La première partie analyse la constatation de la cessation des paiements comme condition d’ouverture de la procédure. Le tribunal a établi que « l’entreprise se trouve en situation de cessation des paiements par son impossibilité de faire face à son passif exigible avec son actif disponible » (Motifs). Cette appréciation repose sur les déclarations des co-gérants recueillies en Chambre du Conseil. La valeur de cette solution est de rappeler que le critère légal de la cessation des paiements demeure binaire et objectif. Sa portée réside dans la confirmation que la seule déclaration du débiteur, bien qu’essentielle, doit être corroborée par des informations concrètes.
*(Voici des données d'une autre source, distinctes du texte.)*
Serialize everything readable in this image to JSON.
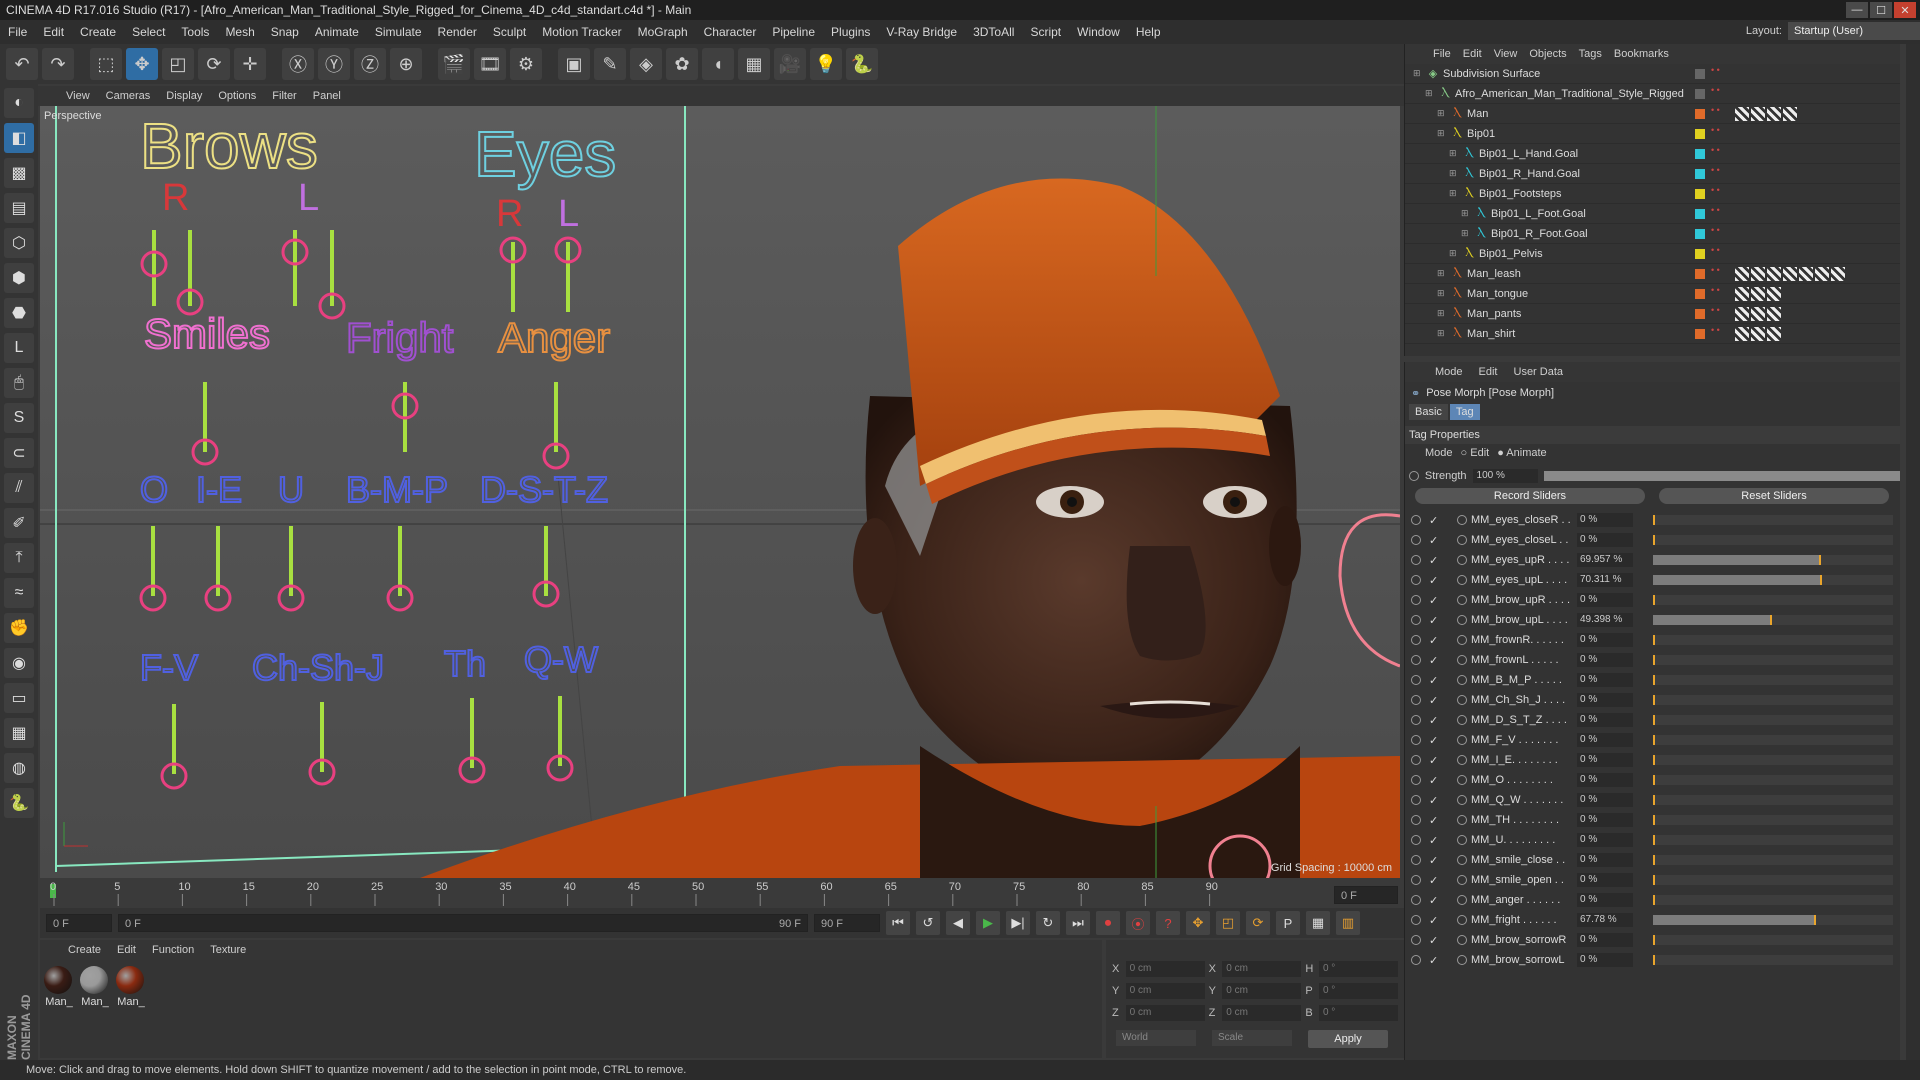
{
  "window": {
    "title": "CINEMA 4D R17.016 Studio (R17) - [Afro_American_Man_Traditional_Style_Rigged_for_Cinema_4D_c4d_standart.c4d *] - Main"
  },
  "menubar": {
    "items": [
      "File",
      "Edit",
      "Create",
      "Select",
      "Tools",
      "Mesh",
      "Snap",
      "Animate",
      "Simulate",
      "Render",
      "Sculpt",
      "Motion Tracker",
      "MoGraph",
      "Character",
      "Pipeline",
      "Plugins",
      "V-Ray Bridge",
      "3DToAll",
      "Script",
      "Window",
      "Help"
    ],
    "layout_label": "Layout:",
    "layout_value": "Startup (User)"
  },
  "viewport": {
    "menu": [
      "View",
      "Cameras",
      "Display",
      "Options",
      "Filter",
      "Panel"
    ],
    "label": "Perspective",
    "grid_spacing": "Grid Spacing : 10000 cm",
    "rig_labels": {
      "brows": "Brows",
      "eyes": "Eyes",
      "brow_r": "R",
      "brow_l": "L",
      "eye_r": "R",
      "eye_l": "L",
      "smiles": "Smiles",
      "fright": "Fright",
      "anger": "Anger",
      "o": "O",
      "ie": "I-E",
      "u": "U",
      "bmp": "B-M-P",
      "dstz": "D-S-T-Z",
      "fv": "F-V",
      "chshj": "Ch-Sh-J",
      "th": "Th",
      "qw": "Q-W"
    }
  },
  "timeline": {
    "ticks": [
      "0",
      "5",
      "10",
      "15",
      "20",
      "25",
      "30",
      "35",
      "40",
      "45",
      "50",
      "55",
      "60",
      "65",
      "70",
      "75",
      "80",
      "85",
      "90"
    ],
    "current_frame": "0 F",
    "start": "0 F",
    "min": "0 F",
    "max": "90 F",
    "end": "90 F"
  },
  "material_manager": {
    "menu": [
      "Create",
      "Edit",
      "Function",
      "Texture"
    ],
    "materials": [
      {
        "label": "Man_",
        "color": "#3a1c14"
      },
      {
        "label": "Man_",
        "color": "#9a9a9a"
      },
      {
        "label": "Man_",
        "color": "#8a2a10"
      }
    ]
  },
  "coords": {
    "rows": [
      {
        "a": "X",
        "av": "0 cm",
        "b": "X",
        "bv": "0 cm",
        "c": "H",
        "cv": "0 °"
      },
      {
        "a": "Y",
        "av": "0 cm",
        "b": "Y",
        "bv": "0 cm",
        "c": "P",
        "cv": "0 °"
      },
      {
        "a": "Z",
        "av": "0 cm",
        "b": "Z",
        "bv": "0 cm",
        "c": "B",
        "cv": "0 °"
      }
    ],
    "space": "World",
    "mode": "Scale",
    "apply": "Apply"
  },
  "object_manager": {
    "menu": [
      "File",
      "Edit",
      "View",
      "Objects",
      "Tags",
      "Bookmarks"
    ],
    "rows": [
      {
        "name": "Subdivision Surface",
        "indent": 0,
        "color": "",
        "tags": 0
      },
      {
        "name": "Afro_American_Man_Traditional_Style_Rigged",
        "indent": 1,
        "color": "",
        "tags": 0
      },
      {
        "name": "Man",
        "indent": 2,
        "color": "#e06b2a",
        "tags": 4
      },
      {
        "name": "Bip01",
        "indent": 2,
        "color": "#e0d020",
        "tags": 0
      },
      {
        "name": "Bip01_L_Hand.Goal",
        "indent": 3,
        "color": "#30c8d8",
        "tags": 0
      },
      {
        "name": "Bip01_R_Hand.Goal",
        "indent": 3,
        "color": "#30c8d8",
        "tags": 0
      },
      {
        "name": "Bip01_Footsteps",
        "indent": 3,
        "color": "#e0d020",
        "tags": 0
      },
      {
        "name": "Bip01_L_Foot.Goal",
        "indent": 4,
        "color": "#30c8d8",
        "tags": 0
      },
      {
        "name": "Bip01_R_Foot.Goal",
        "indent": 4,
        "color": "#30c8d8",
        "tags": 0
      },
      {
        "name": "Bip01_Pelvis",
        "indent": 3,
        "color": "#e0d020",
        "tags": 0
      },
      {
        "name": "Man_leash",
        "indent": 2,
        "color": "#e06b2a",
        "tags": 7
      },
      {
        "name": "Man_tongue",
        "indent": 2,
        "color": "#e06b2a",
        "tags": 3
      },
      {
        "name": "Man_pants",
        "indent": 2,
        "color": "#e06b2a",
        "tags": 3
      },
      {
        "name": "Man_shirt",
        "indent": 2,
        "color": "#e06b2a",
        "tags": 3
      }
    ]
  },
  "attributes": {
    "menu": [
      "Mode",
      "Edit",
      "User Data"
    ],
    "title": "Pose Morph [Pose Morph]",
    "tabs": [
      "Basic",
      "Tag"
    ],
    "section": "Tag Properties",
    "mode_label": "Mode",
    "mode_edit": "Edit",
    "mode_animate": "Animate",
    "strength_label": "Strength",
    "strength_value": "100 %",
    "strength_fraction": 1.0,
    "record_sliders": "Record Sliders",
    "reset_sliders": "Reset Sliders",
    "sliders": [
      {
        "name": "MM_eyes_closeR . .",
        "value": "0 %",
        "pct": 0
      },
      {
        "name": "MM_eyes_closeL . .",
        "value": "0 %",
        "pct": 0
      },
      {
        "name": "MM_eyes_upR . . . .",
        "value": "69.957 %",
        "pct": 69.957
      },
      {
        "name": "MM_eyes_upL . . . .",
        "value": "70.311 %",
        "pct": 70.311
      },
      {
        "name": "MM_brow_upR . . . .",
        "value": "0 %",
        "pct": 0
      },
      {
        "name": "MM_brow_upL . . . .",
        "value": "49.398 %",
        "pct": 49.398
      },
      {
        "name": "MM_frownR. . . . . .",
        "value": "0 %",
        "pct": 0
      },
      {
        "name": "MM_frownL . . . . .",
        "value": "0 %",
        "pct": 0
      },
      {
        "name": "MM_B_M_P . . . . .",
        "value": "0 %",
        "pct": 0
      },
      {
        "name": "MM_Ch_Sh_J . . . .",
        "value": "0 %",
        "pct": 0
      },
      {
        "name": "MM_D_S_T_Z . . . .",
        "value": "0 %",
        "pct": 0
      },
      {
        "name": "MM_F_V . . . . . . .",
        "value": "0 %",
        "pct": 0
      },
      {
        "name": "MM_I_E. . . . . . . .",
        "value": "0 %",
        "pct": 0
      },
      {
        "name": "MM_O . . . . . . . .",
        "value": "0 %",
        "pct": 0
      },
      {
        "name": "MM_Q_W . . . . . . .",
        "value": "0 %",
        "pct": 0
      },
      {
        "name": "MM_TH . . . . . . . .",
        "value": "0 %",
        "pct": 0
      },
      {
        "name": "MM_U. . . . . . . . .",
        "value": "0 %",
        "pct": 0
      },
      {
        "name": "MM_smile_close . .",
        "value": "0 %",
        "pct": 0
      },
      {
        "name": "MM_smile_open . .",
        "value": "0 %",
        "pct": 0
      },
      {
        "name": "MM_anger . . . . . .",
        "value": "0 %",
        "pct": 0
      },
      {
        "name": "MM_fright . . . . . .",
        "value": "67.78 %",
        "pct": 67.78
      },
      {
        "name": "MM_brow_sorrowR",
        "value": "0 %",
        "pct": 0
      },
      {
        "name": "MM_brow_sorrowL",
        "value": "0 %",
        "pct": 0
      }
    ]
  },
  "statusbar": {
    "text": "Move: Click and drag to move elements. Hold down SHIFT to quantize movement / add to the selection in point mode, CTRL to remove."
  },
  "branding": {
    "maxon": "MAXON CINEMA 4D"
  }
}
La deuxième partie examine le prononcé de la liquidation judiciaire simplifiée en raison de la taille de l’entreprise. Le tribunal a constaté que « l’entreprise ne dispose d’aucun actif immobilier » et qu’elle n’a jamais employé plus d’un salarié ni réalisé un chiffre d’affaires supérieur à 300.000 euros (Motifs). La valeur de cette décision est de démontrer une application stricte des seuils légaux pour la procédure simplifiée. Sa portée est de faciliter et d’accélérer le traitement des petites entreprises sans actif immobilier important, tout en fixant une date de cessation provisoire au 20 octobre 2025.

Source : Cour de cassation – Base Open Data « Judilibre » & « Légifrance ».